KARACHI: Repatriation of profits and dividends of multinational companies operating in Pakistan reached close to $1.5 billion during the first 10 months (July-April) of this fiscal year, the State Bank of Pakistan (SBP) said on Thursday.
This makes the current situation even more complicated for the country as it has to pay over $8bn in debt servicing during the next fiscal year.
The repatriated amount was almost equal to the country’s current account deficit, which is a cause of concern for the government amid falling exports, poor foreign direct investment (FDI) and increasing oil prices.
The price of crude oil crossed $50 a barrel on Thursday while FDI stood at above $1bn during the 10-month period.
A negative agriculture growth during the current fiscal year and a plunge in cotton production have left no hope for improvement in the exports, which means trade gap will further widen.

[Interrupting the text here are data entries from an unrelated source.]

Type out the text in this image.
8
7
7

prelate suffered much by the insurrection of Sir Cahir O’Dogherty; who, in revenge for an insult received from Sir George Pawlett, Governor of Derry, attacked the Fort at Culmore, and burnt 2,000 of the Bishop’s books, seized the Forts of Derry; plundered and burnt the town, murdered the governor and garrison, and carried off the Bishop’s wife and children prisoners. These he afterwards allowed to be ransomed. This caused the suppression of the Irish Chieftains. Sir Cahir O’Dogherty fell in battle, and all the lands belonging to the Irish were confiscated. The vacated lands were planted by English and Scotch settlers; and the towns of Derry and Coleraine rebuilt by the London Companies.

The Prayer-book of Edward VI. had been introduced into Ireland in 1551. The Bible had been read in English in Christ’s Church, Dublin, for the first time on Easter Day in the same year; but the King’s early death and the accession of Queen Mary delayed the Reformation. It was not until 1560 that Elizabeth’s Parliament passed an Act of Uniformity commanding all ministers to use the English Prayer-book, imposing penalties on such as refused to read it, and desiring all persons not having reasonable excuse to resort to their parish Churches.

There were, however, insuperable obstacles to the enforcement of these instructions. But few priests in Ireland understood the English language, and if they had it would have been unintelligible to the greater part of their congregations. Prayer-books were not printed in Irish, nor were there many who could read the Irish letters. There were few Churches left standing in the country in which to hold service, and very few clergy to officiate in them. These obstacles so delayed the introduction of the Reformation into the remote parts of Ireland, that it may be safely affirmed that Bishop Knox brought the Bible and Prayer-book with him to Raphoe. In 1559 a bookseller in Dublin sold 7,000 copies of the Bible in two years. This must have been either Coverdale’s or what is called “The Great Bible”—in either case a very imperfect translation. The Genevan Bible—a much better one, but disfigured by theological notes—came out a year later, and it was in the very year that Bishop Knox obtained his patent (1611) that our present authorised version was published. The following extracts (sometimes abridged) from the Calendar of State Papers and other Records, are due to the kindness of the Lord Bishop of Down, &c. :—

Exporters have been asking the government to release their held-up refunds worth billions of rupees while the government is struggling to hold the revenue growth level from falling further. Exporters hold the government responsible for floundering exports.
The SBP reported that repayment on FDI during the period under review was $1.138bn, much higher than $962 million during the same period of the last fiscal year.
Besides, $317m was paid on foreign portfolio investment; the amount was just $224m a year ago.
What kind of investments is more profitable in the country are also visible from the inflows and outflows from Pakistan.
The best profits and dividends were going out from the financial business (banking) as the repatriated amount from this sector reached $233m while the inflow was just $23m during the 10-month period. Investors from Arab countries had biggest foreign investment in this sector.
The second highest outflow was from the telecommunication sector as the amount of reverse remittances reached $163m while FDI during this period was $72m. The outflow from oil and gas exploration rose $102m while the inflow as FDI during this period was $234m.
Thermal power, which attracted $123m as FDI, sent abroad $155m as profits and dividends. The petrochemicals painted a dismal picture as the sector witnessed a net disinvestment of $136m during this period.
International food chains have shown rapid growth in the country and their profitability is much higher than many countries as they sell their products at comparatively higher prices in Pakistan.
Profits and dividends sent abroad from the food sector during the 10 months reached $82 million. This was only repayment on FDI while $2.5 million went abroad from this sector as foreign portfolio investment (FPI). Collectively, the outflow from this sector was about $85.2m.
The FDI pattern showed that the food sector has stopped investing in Pakistan; in fact, a disinvestment of $16m was noted in FY16.